Tables are best viewed in landscape mode on mobile devices

Table 1

Corrected calcium* (mmol/l) Drug and Dose Diluent and maximum infusion rate
  Disodium pamidronate  
2.62 to 3.0 15mg to 30mg 500ml NaCl 0.9% over > 60 minutes
3.0 to 3.5 60mg 500ml NaCl 0.9% over > 60 minutes
3.5 to 4.0 90mg 500ml NaCl 0.9% over > 90 minutes
>4.0 90mg 500ml NaCl 0.9% over > 90 minutes
  Zoledronic acid  
>3.00 4mg 100ml NaCl 0.9% over 15 minutes

If corrected calcium >3.0mmol/l, some units routinely give pamidronate 90mg as a higher dose.

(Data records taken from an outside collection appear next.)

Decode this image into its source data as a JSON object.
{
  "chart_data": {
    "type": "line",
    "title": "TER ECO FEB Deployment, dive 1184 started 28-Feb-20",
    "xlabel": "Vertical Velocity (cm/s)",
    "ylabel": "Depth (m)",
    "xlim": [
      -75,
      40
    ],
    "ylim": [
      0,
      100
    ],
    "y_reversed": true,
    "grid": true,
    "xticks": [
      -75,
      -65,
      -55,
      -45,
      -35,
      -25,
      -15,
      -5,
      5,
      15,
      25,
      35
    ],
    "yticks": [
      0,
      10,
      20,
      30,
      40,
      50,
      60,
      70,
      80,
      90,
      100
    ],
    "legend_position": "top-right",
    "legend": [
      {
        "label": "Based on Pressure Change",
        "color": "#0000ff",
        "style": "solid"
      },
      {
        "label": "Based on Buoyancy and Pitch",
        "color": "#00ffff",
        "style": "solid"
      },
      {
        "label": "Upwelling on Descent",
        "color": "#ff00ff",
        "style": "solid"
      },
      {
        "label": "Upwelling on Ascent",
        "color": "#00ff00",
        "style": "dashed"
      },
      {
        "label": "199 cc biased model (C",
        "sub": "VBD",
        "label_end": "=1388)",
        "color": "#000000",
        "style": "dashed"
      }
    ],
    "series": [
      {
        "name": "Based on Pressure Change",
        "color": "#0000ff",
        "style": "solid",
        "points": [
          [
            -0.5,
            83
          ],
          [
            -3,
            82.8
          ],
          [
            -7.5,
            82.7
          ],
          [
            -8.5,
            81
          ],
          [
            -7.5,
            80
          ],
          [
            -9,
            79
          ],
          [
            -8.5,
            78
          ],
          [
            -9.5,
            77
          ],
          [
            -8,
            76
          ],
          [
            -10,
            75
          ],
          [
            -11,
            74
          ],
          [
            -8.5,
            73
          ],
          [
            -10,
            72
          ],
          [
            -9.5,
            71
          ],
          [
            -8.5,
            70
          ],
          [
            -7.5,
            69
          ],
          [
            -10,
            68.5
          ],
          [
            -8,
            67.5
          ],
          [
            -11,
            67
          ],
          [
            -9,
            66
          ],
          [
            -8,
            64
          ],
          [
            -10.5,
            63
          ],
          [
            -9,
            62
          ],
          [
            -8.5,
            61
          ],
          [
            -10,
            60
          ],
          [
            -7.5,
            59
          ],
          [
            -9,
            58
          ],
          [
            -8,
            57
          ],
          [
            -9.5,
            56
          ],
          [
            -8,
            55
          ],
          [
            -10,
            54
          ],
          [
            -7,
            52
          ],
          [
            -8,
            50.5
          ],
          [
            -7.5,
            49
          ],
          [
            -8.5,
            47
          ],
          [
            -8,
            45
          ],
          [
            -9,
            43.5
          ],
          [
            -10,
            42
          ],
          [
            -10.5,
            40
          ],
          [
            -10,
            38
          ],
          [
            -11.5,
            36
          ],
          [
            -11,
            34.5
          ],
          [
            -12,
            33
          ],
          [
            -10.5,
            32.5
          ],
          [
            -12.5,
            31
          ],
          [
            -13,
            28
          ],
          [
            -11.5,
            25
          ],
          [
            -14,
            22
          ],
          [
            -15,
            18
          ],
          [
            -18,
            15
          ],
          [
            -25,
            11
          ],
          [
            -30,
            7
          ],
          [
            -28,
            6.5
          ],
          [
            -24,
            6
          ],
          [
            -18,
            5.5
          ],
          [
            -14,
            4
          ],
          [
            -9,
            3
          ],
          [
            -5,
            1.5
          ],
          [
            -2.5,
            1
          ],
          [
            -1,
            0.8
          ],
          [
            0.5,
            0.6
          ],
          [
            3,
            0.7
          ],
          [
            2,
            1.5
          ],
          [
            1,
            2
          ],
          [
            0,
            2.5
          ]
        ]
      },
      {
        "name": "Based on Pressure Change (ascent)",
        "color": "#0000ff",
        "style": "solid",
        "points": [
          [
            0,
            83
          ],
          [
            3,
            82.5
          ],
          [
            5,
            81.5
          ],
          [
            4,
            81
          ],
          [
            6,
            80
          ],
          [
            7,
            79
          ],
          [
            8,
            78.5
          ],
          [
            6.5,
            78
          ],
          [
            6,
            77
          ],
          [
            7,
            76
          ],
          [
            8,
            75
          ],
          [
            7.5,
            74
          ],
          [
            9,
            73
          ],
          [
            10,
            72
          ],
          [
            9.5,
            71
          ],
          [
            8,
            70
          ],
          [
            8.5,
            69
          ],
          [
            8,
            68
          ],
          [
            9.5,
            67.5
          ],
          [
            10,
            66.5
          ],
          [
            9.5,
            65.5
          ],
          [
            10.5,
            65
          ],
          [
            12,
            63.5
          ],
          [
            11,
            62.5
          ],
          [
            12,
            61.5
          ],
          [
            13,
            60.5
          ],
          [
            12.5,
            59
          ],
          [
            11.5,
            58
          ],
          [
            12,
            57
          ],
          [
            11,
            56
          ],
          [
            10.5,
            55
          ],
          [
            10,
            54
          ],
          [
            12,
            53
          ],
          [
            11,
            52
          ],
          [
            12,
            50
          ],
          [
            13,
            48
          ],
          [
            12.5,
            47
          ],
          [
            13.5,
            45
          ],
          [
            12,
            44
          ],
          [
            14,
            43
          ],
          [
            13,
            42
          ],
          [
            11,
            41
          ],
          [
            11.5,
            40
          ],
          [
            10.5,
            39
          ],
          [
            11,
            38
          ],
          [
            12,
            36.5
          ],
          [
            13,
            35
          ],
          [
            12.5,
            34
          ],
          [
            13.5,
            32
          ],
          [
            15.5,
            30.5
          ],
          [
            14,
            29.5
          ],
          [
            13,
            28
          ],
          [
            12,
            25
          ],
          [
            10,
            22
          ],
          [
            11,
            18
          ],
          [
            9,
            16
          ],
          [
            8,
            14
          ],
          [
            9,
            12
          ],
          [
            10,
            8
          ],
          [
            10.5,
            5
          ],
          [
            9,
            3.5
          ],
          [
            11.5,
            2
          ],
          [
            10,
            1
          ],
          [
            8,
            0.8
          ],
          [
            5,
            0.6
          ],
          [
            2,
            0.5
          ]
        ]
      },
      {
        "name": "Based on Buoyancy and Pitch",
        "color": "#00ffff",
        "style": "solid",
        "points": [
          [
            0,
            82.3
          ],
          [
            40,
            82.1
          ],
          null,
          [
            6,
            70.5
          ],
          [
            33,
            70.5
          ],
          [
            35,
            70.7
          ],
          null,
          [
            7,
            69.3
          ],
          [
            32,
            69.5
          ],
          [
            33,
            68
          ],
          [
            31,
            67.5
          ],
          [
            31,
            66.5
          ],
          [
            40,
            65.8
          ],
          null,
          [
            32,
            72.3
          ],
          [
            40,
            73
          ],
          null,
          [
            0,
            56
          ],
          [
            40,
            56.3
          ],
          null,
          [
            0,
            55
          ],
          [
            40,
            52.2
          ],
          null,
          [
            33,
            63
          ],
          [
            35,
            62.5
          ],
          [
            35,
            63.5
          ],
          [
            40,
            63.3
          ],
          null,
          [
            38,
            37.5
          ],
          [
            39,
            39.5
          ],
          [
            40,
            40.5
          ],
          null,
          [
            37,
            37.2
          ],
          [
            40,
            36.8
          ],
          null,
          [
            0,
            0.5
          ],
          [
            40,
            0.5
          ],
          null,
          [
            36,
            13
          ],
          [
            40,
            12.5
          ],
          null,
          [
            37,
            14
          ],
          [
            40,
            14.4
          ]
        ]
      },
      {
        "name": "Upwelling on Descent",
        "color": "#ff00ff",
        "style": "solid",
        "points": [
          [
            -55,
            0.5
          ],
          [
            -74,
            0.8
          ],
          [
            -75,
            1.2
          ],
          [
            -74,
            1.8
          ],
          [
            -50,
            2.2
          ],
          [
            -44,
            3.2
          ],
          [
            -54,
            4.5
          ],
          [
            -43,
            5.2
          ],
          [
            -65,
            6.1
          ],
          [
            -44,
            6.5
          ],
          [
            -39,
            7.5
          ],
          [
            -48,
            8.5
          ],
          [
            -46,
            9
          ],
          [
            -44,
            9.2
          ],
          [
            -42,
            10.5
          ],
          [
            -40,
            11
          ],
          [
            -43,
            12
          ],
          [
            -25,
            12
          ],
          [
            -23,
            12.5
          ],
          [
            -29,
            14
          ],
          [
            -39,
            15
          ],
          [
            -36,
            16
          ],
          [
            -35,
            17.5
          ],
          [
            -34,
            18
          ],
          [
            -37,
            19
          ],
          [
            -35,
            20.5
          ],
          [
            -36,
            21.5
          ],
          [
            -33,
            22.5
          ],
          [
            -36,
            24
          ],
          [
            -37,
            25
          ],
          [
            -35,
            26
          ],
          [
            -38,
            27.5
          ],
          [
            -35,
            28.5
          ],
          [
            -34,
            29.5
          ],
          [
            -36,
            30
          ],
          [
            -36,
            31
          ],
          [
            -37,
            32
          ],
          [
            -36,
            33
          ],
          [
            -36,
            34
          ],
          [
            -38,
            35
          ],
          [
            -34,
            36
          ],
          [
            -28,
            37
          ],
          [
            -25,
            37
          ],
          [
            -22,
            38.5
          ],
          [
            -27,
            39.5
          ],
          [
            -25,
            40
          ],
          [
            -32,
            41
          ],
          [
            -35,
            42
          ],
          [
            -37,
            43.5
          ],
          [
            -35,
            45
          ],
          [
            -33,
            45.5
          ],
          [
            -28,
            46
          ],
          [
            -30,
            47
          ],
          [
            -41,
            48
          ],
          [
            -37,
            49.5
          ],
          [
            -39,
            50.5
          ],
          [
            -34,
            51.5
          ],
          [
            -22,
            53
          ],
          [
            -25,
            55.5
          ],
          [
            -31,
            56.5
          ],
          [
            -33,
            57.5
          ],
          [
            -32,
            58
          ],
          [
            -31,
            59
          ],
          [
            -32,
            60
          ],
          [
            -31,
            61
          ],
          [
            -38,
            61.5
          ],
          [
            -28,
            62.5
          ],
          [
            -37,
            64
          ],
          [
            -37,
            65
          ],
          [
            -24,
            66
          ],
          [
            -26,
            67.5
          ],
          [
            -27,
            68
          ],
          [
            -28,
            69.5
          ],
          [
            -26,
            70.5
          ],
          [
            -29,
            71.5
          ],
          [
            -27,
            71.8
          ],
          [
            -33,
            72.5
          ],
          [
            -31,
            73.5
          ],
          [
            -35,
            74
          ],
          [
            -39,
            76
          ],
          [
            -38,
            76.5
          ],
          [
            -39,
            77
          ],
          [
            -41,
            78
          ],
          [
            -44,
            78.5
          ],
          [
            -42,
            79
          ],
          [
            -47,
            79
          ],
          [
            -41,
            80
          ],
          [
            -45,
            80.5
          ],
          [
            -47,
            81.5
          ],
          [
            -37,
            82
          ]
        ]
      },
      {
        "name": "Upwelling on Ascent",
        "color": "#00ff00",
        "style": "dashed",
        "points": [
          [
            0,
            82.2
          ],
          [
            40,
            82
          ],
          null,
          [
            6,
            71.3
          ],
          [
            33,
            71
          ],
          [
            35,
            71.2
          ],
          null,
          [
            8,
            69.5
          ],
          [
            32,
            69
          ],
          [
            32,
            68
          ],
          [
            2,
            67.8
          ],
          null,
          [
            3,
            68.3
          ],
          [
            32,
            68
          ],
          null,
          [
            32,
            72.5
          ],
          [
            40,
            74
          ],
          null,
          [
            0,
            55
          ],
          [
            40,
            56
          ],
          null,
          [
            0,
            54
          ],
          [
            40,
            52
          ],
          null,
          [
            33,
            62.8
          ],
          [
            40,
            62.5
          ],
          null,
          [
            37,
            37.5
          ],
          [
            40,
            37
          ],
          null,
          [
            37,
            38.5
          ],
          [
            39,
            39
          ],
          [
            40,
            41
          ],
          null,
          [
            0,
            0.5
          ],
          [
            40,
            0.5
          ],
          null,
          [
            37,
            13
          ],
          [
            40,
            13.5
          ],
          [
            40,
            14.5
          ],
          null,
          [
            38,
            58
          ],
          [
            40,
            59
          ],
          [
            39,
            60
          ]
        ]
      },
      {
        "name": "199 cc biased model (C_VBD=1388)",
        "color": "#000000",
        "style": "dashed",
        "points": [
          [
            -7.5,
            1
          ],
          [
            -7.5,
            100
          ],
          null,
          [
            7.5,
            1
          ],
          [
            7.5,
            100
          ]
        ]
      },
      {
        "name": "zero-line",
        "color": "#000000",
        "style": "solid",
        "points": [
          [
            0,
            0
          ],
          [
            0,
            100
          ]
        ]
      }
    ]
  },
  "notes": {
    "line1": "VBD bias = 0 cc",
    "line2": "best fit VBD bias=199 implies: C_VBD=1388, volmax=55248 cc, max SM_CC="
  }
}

*Corrected calcium = Measured calcium +0.022 x (40 - serum albumin g/l)

 

Reduced doses in renal impairment

  • Disodium pamidronate in renal impairment, seek advice.
  • eGFR >30ml/min: Minimum infusion period 90 minutes, maximum infusion rate 20mg/hour; consider dose reduction.
  • eGFR <30ml/min: avoid except in life threatening hypercalcaemia where specialist advice should be sought to determine if benefit outweighs risk.

 

Zoledronic acid in renal impairment

  • Patients with tumour induced hypercalcaemia  (TIH) and deteriorating renal function should be appropriately assessed to determine if the potential benefit of treatment with zoledronic acid outweighs the possible risk.
  • After 24-48 hours of rehydration, consider a single IV dose of zoledronic acid 4mg in 100ml sodium chloride 0.9% over ≥ 15 minutes. Dose alteration may not be needed in mild to moderate renal impairment in patients with TIH (ie eGFR >30ml/min).
  • Avoid if eGFR <30ml/min, refer to Summary of Product Characteristics (SPCs) (www.medicines.org.uk) for further details.